Multivariate Analysis Techniques in Social Science Research

Multivariate Analysis Techniques in Social Science Research
Author :
Publisher : SAGE
Total Pages : 430
Release :
ISBN-10 : 076195273X
ISBN-13 : 9780761952732
Rating : 4/5 (3X Downloads)

Synopsis Multivariate Analysis Techniques in Social Science Research by : Jacques Tacq

Tacq demonstrates how a researcher comes to the appropriate choice of a technique for multivariate analysis. He examines a wide selection of topics from a range of disciplines including sociology, psychology, economics, and political science.
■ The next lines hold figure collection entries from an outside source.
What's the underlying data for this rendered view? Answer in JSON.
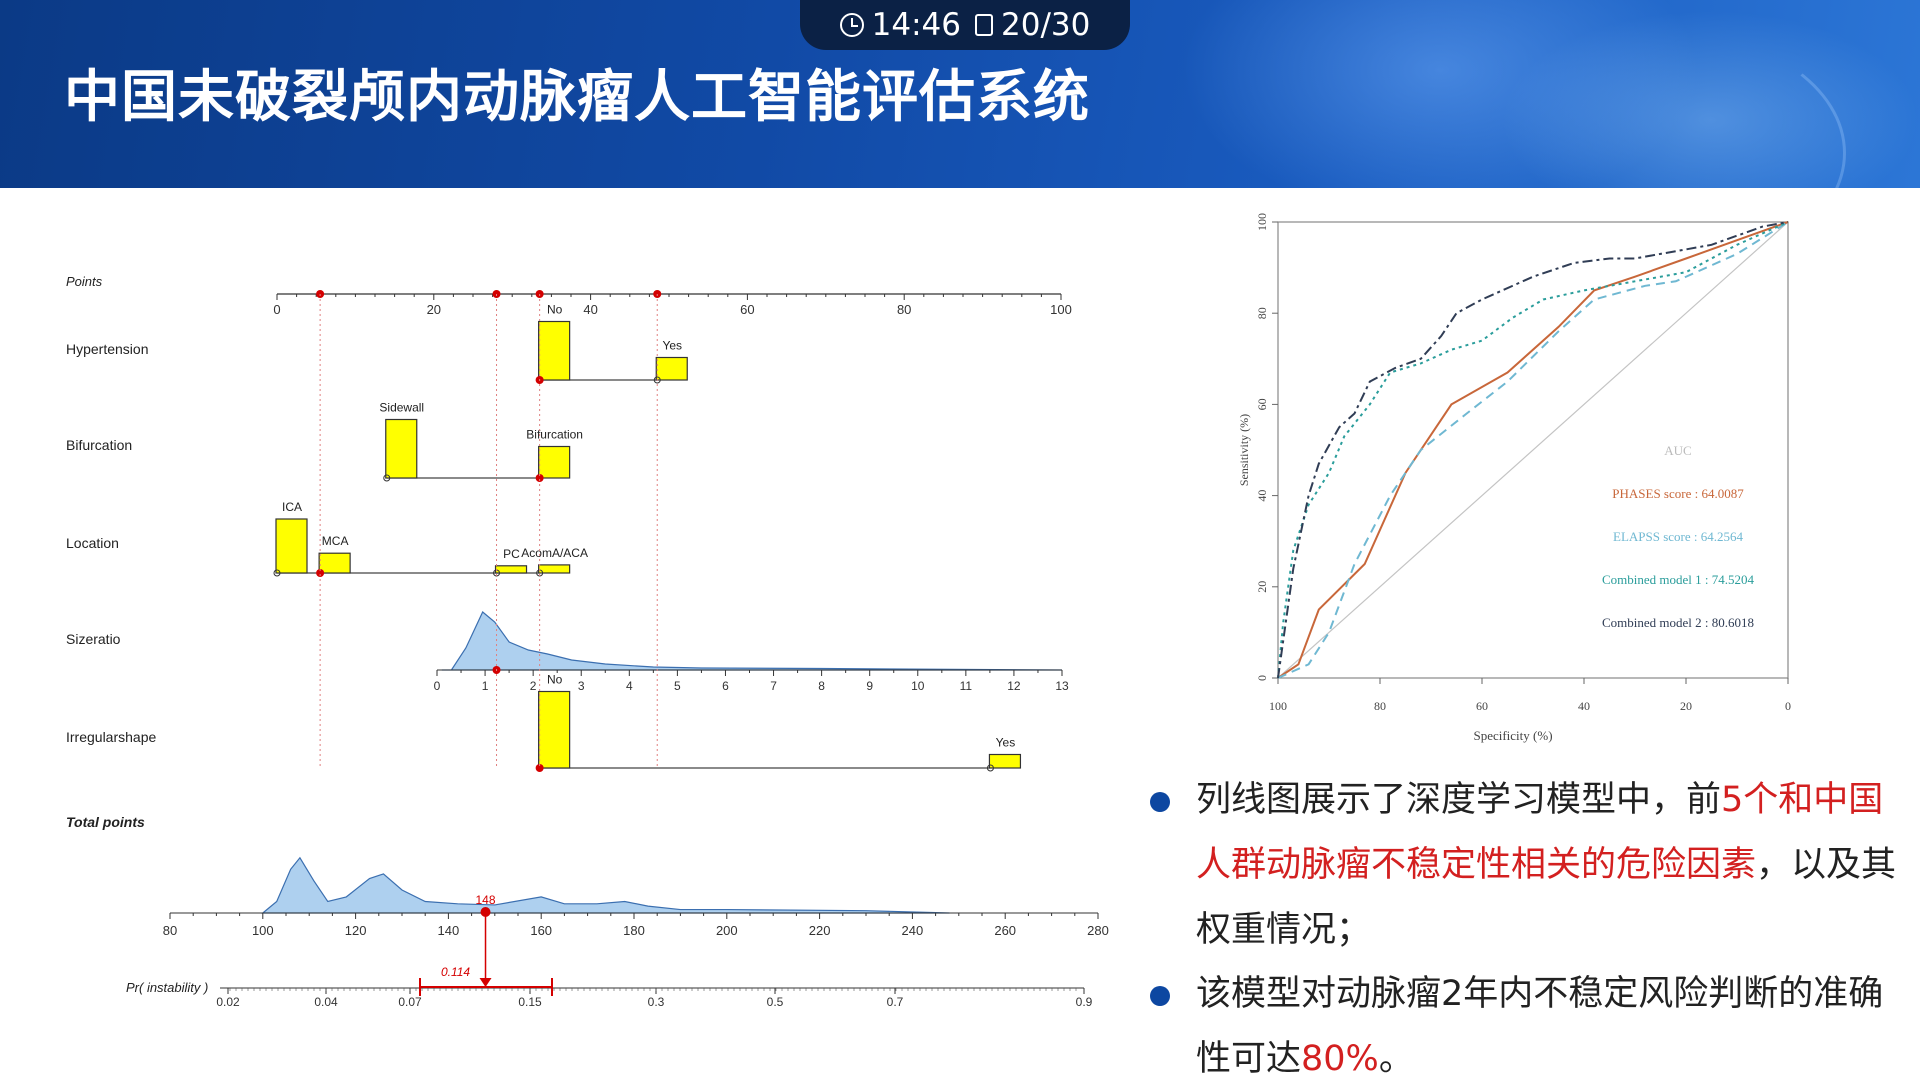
{
  "header": {
    "title": "中国未破裂颅内动脉瘤人工智能评估系统",
    "time": "14:46",
    "page": "20/30"
  },
  "colors": {
    "header_bg": "#114aa6",
    "accent_red": "#d32020",
    "bar_yellow": "#ffff00",
    "density_blue": "#aed0ef"
  },
  "icons": {
    "clock": "clock-icon",
    "page": "page-icon"
  },
  "nomogram": {
    "type": "nomogram",
    "variables": [
      {
        "name": "Points",
        "ticks": [
          0,
          20,
          40,
          60,
          80,
          100
        ],
        "range": [
          0,
          100
        ],
        "selected_points": [
          5.5,
          28,
          33.5,
          48.5
        ]
      },
      {
        "name": "Hypertension",
        "levels": [
          {
            "label": "No",
            "points": 33.5,
            "freq": 0.65
          },
          {
            "label": "Yes",
            "points": 48.5,
            "freq": 0.25
          }
        ]
      },
      {
        "name": "Bifurcation",
        "levels": [
          {
            "label": "Sidewall",
            "points": 14,
            "freq": 0.65
          },
          {
            "label": "Bifurcation",
            "points": 33.5,
            "freq": 0.35
          }
        ]
      },
      {
        "name": "Location",
        "levels": [
          {
            "label": "ICA",
            "points": 0,
            "freq": 0.6
          },
          {
            "label": "MCA",
            "points": 5.5,
            "freq": 0.22
          },
          {
            "label": "PC",
            "points": 28,
            "freq": 0.08
          },
          {
            "label": "AcomA/ACA",
            "points": 33.5,
            "freq": 0.09
          }
        ]
      },
      {
        "name": "Sizeratio",
        "ticks": [
          0,
          1,
          2,
          3,
          4,
          5,
          6,
          7,
          8,
          9,
          10,
          11,
          12,
          13
        ],
        "range": [
          0,
          13
        ]
      },
      {
        "name": "Irregularshape",
        "levels": [
          {
            "label": "No",
            "points": 33.5,
            "freq": 0.85
          },
          {
            "label": "Yes",
            "points": 91,
            "freq": 0.15
          }
        ]
      }
    ],
    "total_points": {
      "name": "Total points",
      "ticks": [
        80,
        100,
        120,
        140,
        160,
        180,
        200,
        220,
        240,
        260,
        280
      ],
      "range": [
        80,
        280
      ],
      "marked": 148
    },
    "probability": {
      "name": "Pr( instability )",
      "ticks": [
        "0.02",
        "0.04",
        "0.07",
        "0.15",
        "0.3",
        "0.5",
        "0.7",
        "0.9"
      ],
      "marked": "0.114"
    }
  },
  "chart_data": {
    "type": "line",
    "x_label": "Specificity (%)",
    "y_label": "Sensitivity (%)",
    "x_ticks": [
      100,
      80,
      60,
      40,
      20,
      0
    ],
    "y_ticks": [
      0,
      20,
      40,
      60,
      80,
      100
    ],
    "xlim": [
      100,
      0
    ],
    "ylim": [
      0,
      100
    ],
    "legend_title": "AUC",
    "series": [
      {
        "name": "PHASES score : 64.0087",
        "color": "#c8673a",
        "x": [
          100,
          96,
          92,
          83,
          75,
          66,
          55,
          45,
          38,
          30,
          20,
          10,
          0
        ],
        "y": [
          0,
          3,
          15,
          25,
          45,
          60,
          67,
          77,
          85,
          88,
          92,
          96,
          100
        ]
      },
      {
        "name": "ELAPSS score : 64.2564",
        "color": "#6fb8d2",
        "x": [
          100,
          94,
          90,
          85,
          78,
          72,
          63,
          55,
          45,
          38,
          28,
          22,
          10,
          0
        ],
        "y": [
          0,
          3,
          10,
          25,
          40,
          50,
          58,
          65,
          76,
          83,
          86,
          87,
          93,
          100
        ]
      },
      {
        "name": "Combined model 1 : 74.5204",
        "color": "#2a9d9b",
        "x": [
          100,
          99,
          97,
          94,
          90,
          87,
          82,
          78,
          72,
          66,
          60,
          54,
          48,
          40,
          30,
          20,
          10,
          0
        ],
        "y": [
          0,
          12,
          28,
          38,
          45,
          53,
          60,
          67,
          69,
          72,
          74,
          79,
          83,
          85,
          87,
          89,
          95,
          100
        ]
      },
      {
        "name": "Combined model 2 : 80.6018",
        "color": "#303d55",
        "x": [
          100,
          99,
          97,
          94,
          92,
          88,
          85,
          82,
          77,
          72,
          68,
          65,
          60,
          56,
          50,
          42,
          35,
          30,
          25,
          20,
          15,
          10,
          5,
          0
        ],
        "y": [
          0,
          8,
          24,
          40,
          47,
          55,
          58,
          65,
          68,
          70,
          75,
          80,
          83,
          85,
          88,
          91,
          92,
          92,
          93,
          94,
          95,
          97,
          99,
          100
        ]
      }
    ],
    "grid": false,
    "legend_position": "bottom-right"
  },
  "bullets": [
    {
      "parts": [
        {
          "text": "列线图展示了深度学习模型中，前",
          "red": false
        },
        {
          "text": "5个和中国人群动脉瘤不稳定性相关的危险因素",
          "red": true
        },
        {
          "text": "，以及其权重情况；",
          "red": false
        }
      ]
    },
    {
      "parts": [
        {
          "text": "该模型对动脉瘤2年内不稳定风险判断的准确性可达",
          "red": false
        },
        {
          "text": "80%",
          "red": true
        },
        {
          "text": "。",
          "red": false
        }
      ]
    }
  ]
}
Multivariate Analysis of Ecological Data

Multivariate Analysis of Ecological Data
Author :
Publisher : Fundacion BBVA
Total Pages : 336
Release :
ISBN-10 : 9788492937509
ISBN-13 : 8492937505
Rating : 4/5 (09 Downloads)

Synopsis Multivariate Analysis of Ecological Data by : Michael Greenacre

La diversidad biológica es fruto de la interacción entre numerosas especies, ya sean marinas, vegetales o animales, a la par que de los muchos factores limitantes que caracterizan el medio que habitan. El análisis multivariante utiliza las relaciones entre diferentes variables para ordenar los objetos de estudio según sus propiedades colectivas y luego clasificarlos; es decir, agrupar especies o ecosistemas en distintas clases compuestas cada una por entidades con propiedades parecidas. El fin último es relacionar la variabilidad biológica observada con las correspondientes características medioambientales. Multivariate Analysis of Ecological Data explica de manera completa y estructurada cómo analizar e interpretar los datos ecológicos observados sobre múltiples variables, tanto biológicos como medioambientales. Tras una introducción general a los datos ecológicos multivariantes y la metodología estadística, se abordan en capítulos específicos, métodos como aglomeración (clustering), regresión, biplots, escalado multidimensional, análisis de correspondencias (simple y canónico) y análisis log-ratio, con atención también a sus problemas de modelado y aspectos inferenciales. El libro plantea una serie de aplicaciones a datos reales derivados de investigaciones ecológicas, además de dos casos detallados que llevan al lector a apreciar los retos de análisis, interpretación y comunicación inherentes a los estudios a gran escala y los diseños complejos.